Alguns governos, com o apoio da quase totalidade das organizações representativas da sociedade civil que marcaram presença em Istambul, queriam incluir de forma clara no documento final do fórum a afirmação de que a água é um bem universal e que o acesso a ela é um direito fundamental e inalienável de toda a humanidade. A questionável necessidade de consenso na elaboração desse tipo de documento, no entanto, impediu tal inclusão, transformando o Consenso de Istambul (esse é seu nome oficial) numa declaração final tão insossa quanto aquela aprovada em 2006 no México durante o IV Fórum Mundial da Água.

Os representantes dos 182 governos que participaram das discussões tentaram reverter parcialmente o evidente fracasso político do V Fórum com a divulgação de um outro documento. Inicialmente batizado como Guia de Estratégias, este documento lista uma série de recomendações sobre a utilização responsável da água em setores como a agricultura e a produção de energia, além de citar medidas que devem ser tomadas por governos e empresas para evitar a poluição das águas e o esgotamento dos recursos hídricos.

Trata-se de mais uma carta de boas intenções, e nada mais do que isso, produzida num encontro mundial convocado para discutir uma crucial questão ambiental. Por trás dessa paralisia escondem-se os interesses econômicos dos grandes grupos privados que atualmente tentam controlar e privatizar o acesso à água potável em diversos pontos do globo. Nesse complexo tabuleiro, os países da União Européia curiosamente deixam de se comportar como a “vanguarda ambiental” do planeta e adotam uma conveniente discrição.

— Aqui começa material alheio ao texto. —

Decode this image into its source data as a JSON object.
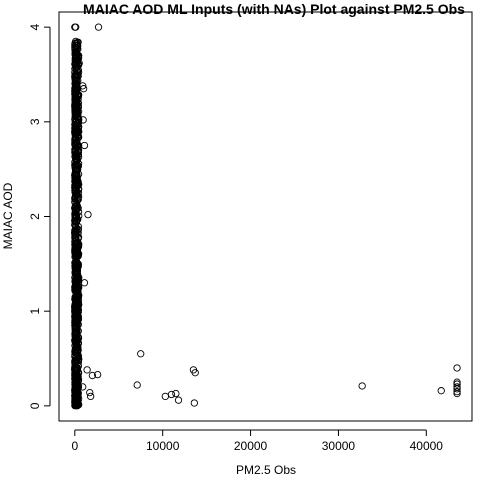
{
  "chart_data": {
    "type": "scatter",
    "title": "MAIAC AOD ML Inputs (with NAs) Plot against PM2.5 Obs",
    "xlabel": "PM2.5 Obs",
    "ylabel": "MAIAC AOD",
    "xlim": [
      -1800,
      45200
    ],
    "ylim": [
      -0.16,
      4.16
    ],
    "x_ticks": [
      0,
      10000,
      20000,
      30000,
      40000
    ],
    "x_tick_labels": [
      "0",
      "10000",
      "20000",
      "30000",
      "40000"
    ],
    "y_ticks": [
      0,
      1,
      2,
      3,
      4
    ],
    "y_tick_labels": [
      "0",
      "1",
      "2",
      "3",
      "4"
    ],
    "grid": false,
    "marker": "open-circle",
    "point_color": "#000000",
    "dense_band": {
      "description_range_x": [
        0,
        450
      ],
      "y_range": [
        0,
        3.85
      ]
    },
    "points": [
      {
        "x": 0,
        "y": 4.0
      },
      {
        "x": 100,
        "y": 4.0
      },
      {
        "x": 2700,
        "y": 4.0
      },
      {
        "x": 100,
        "y": 3.85
      },
      {
        "x": 250,
        "y": 3.78
      },
      {
        "x": 500,
        "y": 3.62
      },
      {
        "x": 900,
        "y": 3.38
      },
      {
        "x": 1000,
        "y": 3.35
      },
      {
        "x": 950,
        "y": 3.02
      },
      {
        "x": 1100,
        "y": 2.75
      },
      {
        "x": 1500,
        "y": 2.02
      },
      {
        "x": 1100,
        "y": 1.3
      },
      {
        "x": 1400,
        "y": 0.38
      },
      {
        "x": 2600,
        "y": 0.33
      },
      {
        "x": 2000,
        "y": 0.32
      },
      {
        "x": 1700,
        "y": 0.14
      },
      {
        "x": 1800,
        "y": 0.1
      },
      {
        "x": 900,
        "y": 0.2
      },
      {
        "x": 7500,
        "y": 0.55
      },
      {
        "x": 7100,
        "y": 0.22
      },
      {
        "x": 10300,
        "y": 0.1
      },
      {
        "x": 11000,
        "y": 0.12
      },
      {
        "x": 11500,
        "y": 0.13
      },
      {
        "x": 11800,
        "y": 0.06
      },
      {
        "x": 13500,
        "y": 0.38
      },
      {
        "x": 13700,
        "y": 0.35
      },
      {
        "x": 13600,
        "y": 0.03
      },
      {
        "x": 32700,
        "y": 0.21
      },
      {
        "x": 41700,
        "y": 0.16
      },
      {
        "x": 43500,
        "y": 0.4
      },
      {
        "x": 43500,
        "y": 0.25
      },
      {
        "x": 43500,
        "y": 0.23
      },
      {
        "x": 43500,
        "y": 0.2
      },
      {
        "x": 43500,
        "y": 0.18
      },
      {
        "x": 43500,
        "y": 0.15
      },
      {
        "x": 43500,
        "y": 0.13
      }
    ]
  }
}
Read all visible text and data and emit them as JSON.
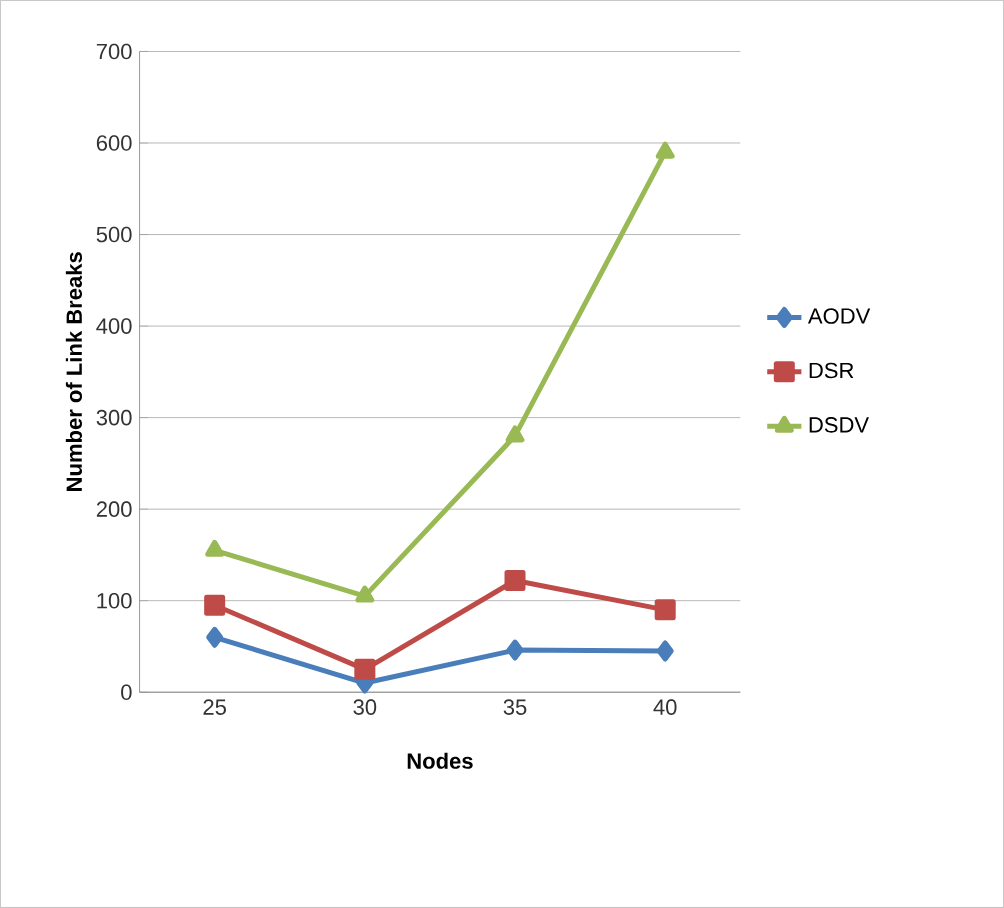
{
  "chart_data": {
    "type": "line",
    "xlabel": "Nodes",
    "ylabel": "Number of Link Breaks",
    "categories": [
      "25",
      "30",
      "35",
      "40"
    ],
    "series": [
      {
        "name": "AODV",
        "color": "#4a7ebb",
        "marker": "diamond",
        "values": [
          60,
          10,
          46,
          45
        ]
      },
      {
        "name": "DSR",
        "color": "#be4b48",
        "marker": "square",
        "values": [
          95,
          25,
          122,
          90
        ]
      },
      {
        "name": "DSDV",
        "color": "#98b954",
        "marker": "triangle",
        "values": [
          155,
          105,
          280,
          590
        ]
      }
    ],
    "ylim": [
      0,
      700
    ],
    "yticks": [
      0,
      100,
      200,
      300,
      400,
      500,
      600,
      700
    ],
    "grid": "y",
    "legend": "right"
  }
}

Afinal, de onde são mesmo as principais empresas privadas do setor?

Vítimas do processo de privatizações dos serviços públicos ocorrido nos anos 1990 e 2000, os países da América Latina são os que sentem mais de perto a ameaça trazida pelas grandes corporações que tentam controlar o mercado da água. Não foi à toa que, em Istambul, países como Uruguai, Venezuela e Bolívia lutaram para que constasse na declaração final do V Fórum a afirmação de que a água é um bem de toda a humanidade.

Cerca de cem ministros de Estado participaram do encontro na Turquia. A delegação brasileira _ uma das maiores, com cerca de 150 pessoas _ foi chefiada pela secretária-executiva do Ministério do Meio Ambiente, Izabella Teixeira. Ela participou de duas mesas-redondas que discutiram, respectivamente, o combate à pobreza e a utilização de recursos hídricos para a produção de energia.

Um dos poucos bons momentos desse V Fórum Mundial da Água foi a apresentação do Documento das Américas, que trouxe um amplo diagnóstico da situação dos recursos hídricos nas três Américas. Na América do Sul, os principais problemas apontados pelo relatório, além da privatização do acesso aos recursos hídricos, foram o avanço das fronteiras agrícolas e o grande aumento da sedimentação dos mananciais causado por megaprojetos como usinas hidrelétricas e barragens. Segundo o estudo, a América do Sul detém 28% dos recursos hídricos do planeta, e tem como principais bacias hidrográficas as formadas pelos rios Amazonas, São Francisco, Orenoco, Prata e Madalenas.

Outro ponto positivo do encontro realizado em Istambul foi que, pela primeira vez, intensificaram-se as discussões governamentais acerca do impacto do aquecimento global sobre o abastecimento de água em todo o mundo. O tema foi primeiro ponto de pauta da reunião de ministros, e recebeu especial atenção dos países que já enfrentam problemas como o aumento de inundações e secas, o aumento do nível do mar e o derretimento de gelo polar, entre outras catástrofes intensificadas pelo processo de mudanças climáticas.

Algumas discussões avançaram em Istambul, mas, em termos de decisões ou, ao menos, sinalizações para futuras ações concretas, o V Fórum Mundial da Água foi praticamente nulo. O que prevaleceu, mais uma vez, foi a pressão exercida pelo ganancioso lobby privado do setor hídrico, apesar de alertas como o do Banco Mundial - que afirma que a crise econômica atrasará em uma década o acesso à água potável para cerca de um bilhão de seres humanos que ainda vivem sem ela - ou o da Unesco, que mostra a estimativa de que 80 milhões de novos habitantes do planeta acirrarão a “concorrência” pelo acesso à água nos próximos anos.